As for whether more designers will move in that environmentally minded direction, Koolhaas said, “Fashion will always move in predictable and unpredictable directions. Right now there is a kind of pressure to move in that direction. But I’m sure that at some point Prada will say, ‘F–k simplicity. I want to become complex again.’”
Saks shoppers can find OMA’s work in the prismatic-colored escalator at Saks Fifth Avenue’s flagship. Asked whether others will follow suit in using design to take a more enhanced role as art, Koolhaas said, “We just introduced one element. I don’t really have thoughts about that.…It was kind of a one-off thing that we kind of did for fun. It was not more significant than that.”

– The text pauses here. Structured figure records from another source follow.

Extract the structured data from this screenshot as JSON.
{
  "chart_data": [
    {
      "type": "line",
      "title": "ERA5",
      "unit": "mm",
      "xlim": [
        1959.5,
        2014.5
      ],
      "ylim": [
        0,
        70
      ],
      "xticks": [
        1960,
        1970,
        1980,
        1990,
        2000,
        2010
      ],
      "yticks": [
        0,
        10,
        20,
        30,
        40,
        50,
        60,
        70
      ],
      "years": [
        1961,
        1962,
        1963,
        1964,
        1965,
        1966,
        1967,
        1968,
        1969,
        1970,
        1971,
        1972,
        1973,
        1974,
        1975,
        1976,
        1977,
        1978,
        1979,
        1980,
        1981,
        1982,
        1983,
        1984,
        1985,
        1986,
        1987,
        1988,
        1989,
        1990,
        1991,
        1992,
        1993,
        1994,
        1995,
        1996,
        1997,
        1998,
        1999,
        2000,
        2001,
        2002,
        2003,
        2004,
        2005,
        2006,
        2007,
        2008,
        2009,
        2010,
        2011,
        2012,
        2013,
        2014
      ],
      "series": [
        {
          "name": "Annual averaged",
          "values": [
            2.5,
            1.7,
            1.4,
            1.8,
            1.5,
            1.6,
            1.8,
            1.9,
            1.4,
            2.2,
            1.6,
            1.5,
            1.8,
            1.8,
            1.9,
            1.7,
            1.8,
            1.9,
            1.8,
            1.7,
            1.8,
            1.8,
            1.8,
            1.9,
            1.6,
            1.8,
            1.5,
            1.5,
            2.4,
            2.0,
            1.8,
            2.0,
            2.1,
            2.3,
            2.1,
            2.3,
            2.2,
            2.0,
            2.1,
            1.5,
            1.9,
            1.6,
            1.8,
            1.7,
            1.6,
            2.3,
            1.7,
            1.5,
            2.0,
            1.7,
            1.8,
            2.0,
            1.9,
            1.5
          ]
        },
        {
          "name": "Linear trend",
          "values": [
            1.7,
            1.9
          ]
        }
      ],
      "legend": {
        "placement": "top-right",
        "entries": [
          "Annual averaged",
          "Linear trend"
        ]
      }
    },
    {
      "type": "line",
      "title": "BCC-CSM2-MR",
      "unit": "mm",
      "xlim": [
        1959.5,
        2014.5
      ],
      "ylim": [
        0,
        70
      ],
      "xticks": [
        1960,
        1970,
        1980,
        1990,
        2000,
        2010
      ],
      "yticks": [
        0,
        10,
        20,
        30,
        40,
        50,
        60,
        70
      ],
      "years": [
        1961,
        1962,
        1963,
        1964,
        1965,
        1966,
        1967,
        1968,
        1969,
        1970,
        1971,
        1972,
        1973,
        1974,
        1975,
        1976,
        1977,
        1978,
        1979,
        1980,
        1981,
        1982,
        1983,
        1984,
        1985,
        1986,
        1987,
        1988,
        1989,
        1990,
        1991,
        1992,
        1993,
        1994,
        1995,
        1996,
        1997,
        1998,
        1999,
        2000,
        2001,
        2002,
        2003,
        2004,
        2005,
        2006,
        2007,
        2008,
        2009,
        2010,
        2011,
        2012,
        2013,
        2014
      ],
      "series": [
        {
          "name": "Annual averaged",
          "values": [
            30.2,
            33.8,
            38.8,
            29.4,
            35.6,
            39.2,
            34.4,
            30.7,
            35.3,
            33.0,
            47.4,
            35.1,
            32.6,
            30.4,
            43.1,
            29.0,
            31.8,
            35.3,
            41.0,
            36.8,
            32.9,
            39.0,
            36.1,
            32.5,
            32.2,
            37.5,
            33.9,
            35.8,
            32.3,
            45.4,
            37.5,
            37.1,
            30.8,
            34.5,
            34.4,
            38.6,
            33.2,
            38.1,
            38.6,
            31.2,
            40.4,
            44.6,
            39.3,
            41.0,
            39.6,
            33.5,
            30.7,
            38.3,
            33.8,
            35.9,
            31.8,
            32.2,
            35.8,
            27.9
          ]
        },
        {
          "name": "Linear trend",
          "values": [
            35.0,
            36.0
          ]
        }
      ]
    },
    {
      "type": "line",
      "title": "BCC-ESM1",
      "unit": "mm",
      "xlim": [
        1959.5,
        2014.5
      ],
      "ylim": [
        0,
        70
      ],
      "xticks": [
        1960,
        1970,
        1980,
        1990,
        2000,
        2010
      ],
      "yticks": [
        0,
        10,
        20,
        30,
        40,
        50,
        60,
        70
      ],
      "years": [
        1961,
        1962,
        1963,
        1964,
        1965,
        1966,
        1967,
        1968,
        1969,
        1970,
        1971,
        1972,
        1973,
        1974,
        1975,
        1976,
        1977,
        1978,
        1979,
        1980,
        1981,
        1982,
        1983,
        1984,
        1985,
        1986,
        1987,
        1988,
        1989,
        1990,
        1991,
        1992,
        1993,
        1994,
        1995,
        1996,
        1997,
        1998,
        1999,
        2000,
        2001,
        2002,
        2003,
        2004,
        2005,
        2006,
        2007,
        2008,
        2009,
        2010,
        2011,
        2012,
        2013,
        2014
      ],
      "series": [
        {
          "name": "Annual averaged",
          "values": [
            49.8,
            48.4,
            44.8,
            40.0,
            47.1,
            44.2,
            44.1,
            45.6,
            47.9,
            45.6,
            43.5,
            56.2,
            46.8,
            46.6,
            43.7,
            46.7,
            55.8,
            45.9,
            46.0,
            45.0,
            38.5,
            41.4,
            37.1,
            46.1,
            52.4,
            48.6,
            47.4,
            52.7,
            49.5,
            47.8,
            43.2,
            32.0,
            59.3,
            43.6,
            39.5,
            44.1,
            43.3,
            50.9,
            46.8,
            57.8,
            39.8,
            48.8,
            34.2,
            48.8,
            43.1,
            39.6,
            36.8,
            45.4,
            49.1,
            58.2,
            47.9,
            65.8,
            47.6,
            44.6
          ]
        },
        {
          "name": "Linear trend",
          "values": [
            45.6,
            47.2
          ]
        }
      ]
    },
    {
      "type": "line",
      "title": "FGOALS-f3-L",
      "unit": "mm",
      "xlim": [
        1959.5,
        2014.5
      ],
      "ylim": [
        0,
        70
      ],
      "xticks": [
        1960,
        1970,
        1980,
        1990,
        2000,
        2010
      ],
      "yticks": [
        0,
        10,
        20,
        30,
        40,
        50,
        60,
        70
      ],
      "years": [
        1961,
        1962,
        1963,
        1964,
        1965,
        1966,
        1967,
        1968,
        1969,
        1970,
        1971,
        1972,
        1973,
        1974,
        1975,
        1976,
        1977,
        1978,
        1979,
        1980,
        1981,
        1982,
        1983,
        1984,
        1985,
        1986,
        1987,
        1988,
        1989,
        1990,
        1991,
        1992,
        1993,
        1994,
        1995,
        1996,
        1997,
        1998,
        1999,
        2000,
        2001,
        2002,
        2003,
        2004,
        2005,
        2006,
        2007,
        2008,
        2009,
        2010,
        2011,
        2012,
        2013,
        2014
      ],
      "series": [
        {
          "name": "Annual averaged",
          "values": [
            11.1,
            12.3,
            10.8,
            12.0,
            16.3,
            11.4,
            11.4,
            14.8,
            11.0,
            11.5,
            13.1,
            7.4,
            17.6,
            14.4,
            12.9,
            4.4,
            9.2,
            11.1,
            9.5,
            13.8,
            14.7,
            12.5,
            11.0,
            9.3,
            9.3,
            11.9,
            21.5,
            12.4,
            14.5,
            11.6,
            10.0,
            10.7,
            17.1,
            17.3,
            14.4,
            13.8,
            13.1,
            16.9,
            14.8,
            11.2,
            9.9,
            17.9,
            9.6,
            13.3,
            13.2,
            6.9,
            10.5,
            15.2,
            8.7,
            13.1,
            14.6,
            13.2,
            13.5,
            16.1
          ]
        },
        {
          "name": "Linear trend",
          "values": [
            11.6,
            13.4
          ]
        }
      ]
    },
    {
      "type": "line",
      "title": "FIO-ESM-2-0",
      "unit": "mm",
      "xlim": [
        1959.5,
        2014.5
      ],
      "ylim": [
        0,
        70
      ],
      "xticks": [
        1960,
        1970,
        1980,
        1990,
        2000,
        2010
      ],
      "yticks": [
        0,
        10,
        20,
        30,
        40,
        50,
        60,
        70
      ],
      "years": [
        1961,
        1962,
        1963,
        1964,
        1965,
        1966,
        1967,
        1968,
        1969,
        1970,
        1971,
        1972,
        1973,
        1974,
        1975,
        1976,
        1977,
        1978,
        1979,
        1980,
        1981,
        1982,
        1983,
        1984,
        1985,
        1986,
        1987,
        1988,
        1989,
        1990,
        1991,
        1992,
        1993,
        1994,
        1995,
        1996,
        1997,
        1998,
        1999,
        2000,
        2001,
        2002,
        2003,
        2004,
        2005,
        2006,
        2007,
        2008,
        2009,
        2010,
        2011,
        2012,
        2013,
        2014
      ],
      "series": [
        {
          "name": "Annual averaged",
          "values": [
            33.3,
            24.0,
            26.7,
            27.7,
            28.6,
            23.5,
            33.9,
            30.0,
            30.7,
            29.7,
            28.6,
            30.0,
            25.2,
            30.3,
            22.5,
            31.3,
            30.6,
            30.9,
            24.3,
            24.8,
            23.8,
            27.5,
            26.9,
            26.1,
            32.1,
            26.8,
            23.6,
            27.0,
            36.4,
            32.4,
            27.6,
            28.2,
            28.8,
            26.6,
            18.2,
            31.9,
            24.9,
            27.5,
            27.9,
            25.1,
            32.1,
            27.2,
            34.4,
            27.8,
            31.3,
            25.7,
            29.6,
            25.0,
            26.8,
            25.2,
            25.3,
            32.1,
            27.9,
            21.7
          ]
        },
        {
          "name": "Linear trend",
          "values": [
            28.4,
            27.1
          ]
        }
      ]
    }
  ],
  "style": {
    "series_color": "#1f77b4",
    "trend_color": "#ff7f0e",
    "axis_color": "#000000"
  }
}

Last year The Fondation d’Entreprise Galeries Lafayette commissioned OMA to open an art space “that is almost like a laboratory. That has nothing to do with their commercial operations,” he said of the Parisian retailer.
As for c-suite executives’ shift to a more purposeful approach to business, as indicated by the Business Roundtable’s recently signed pact by nearly 200 ceo’s, Koolhaas said, “I think everything will help. There is now a general awareness that simply going on is untenable. Therefore, there are different initiatives that eventually will crystallize a coherent situation.”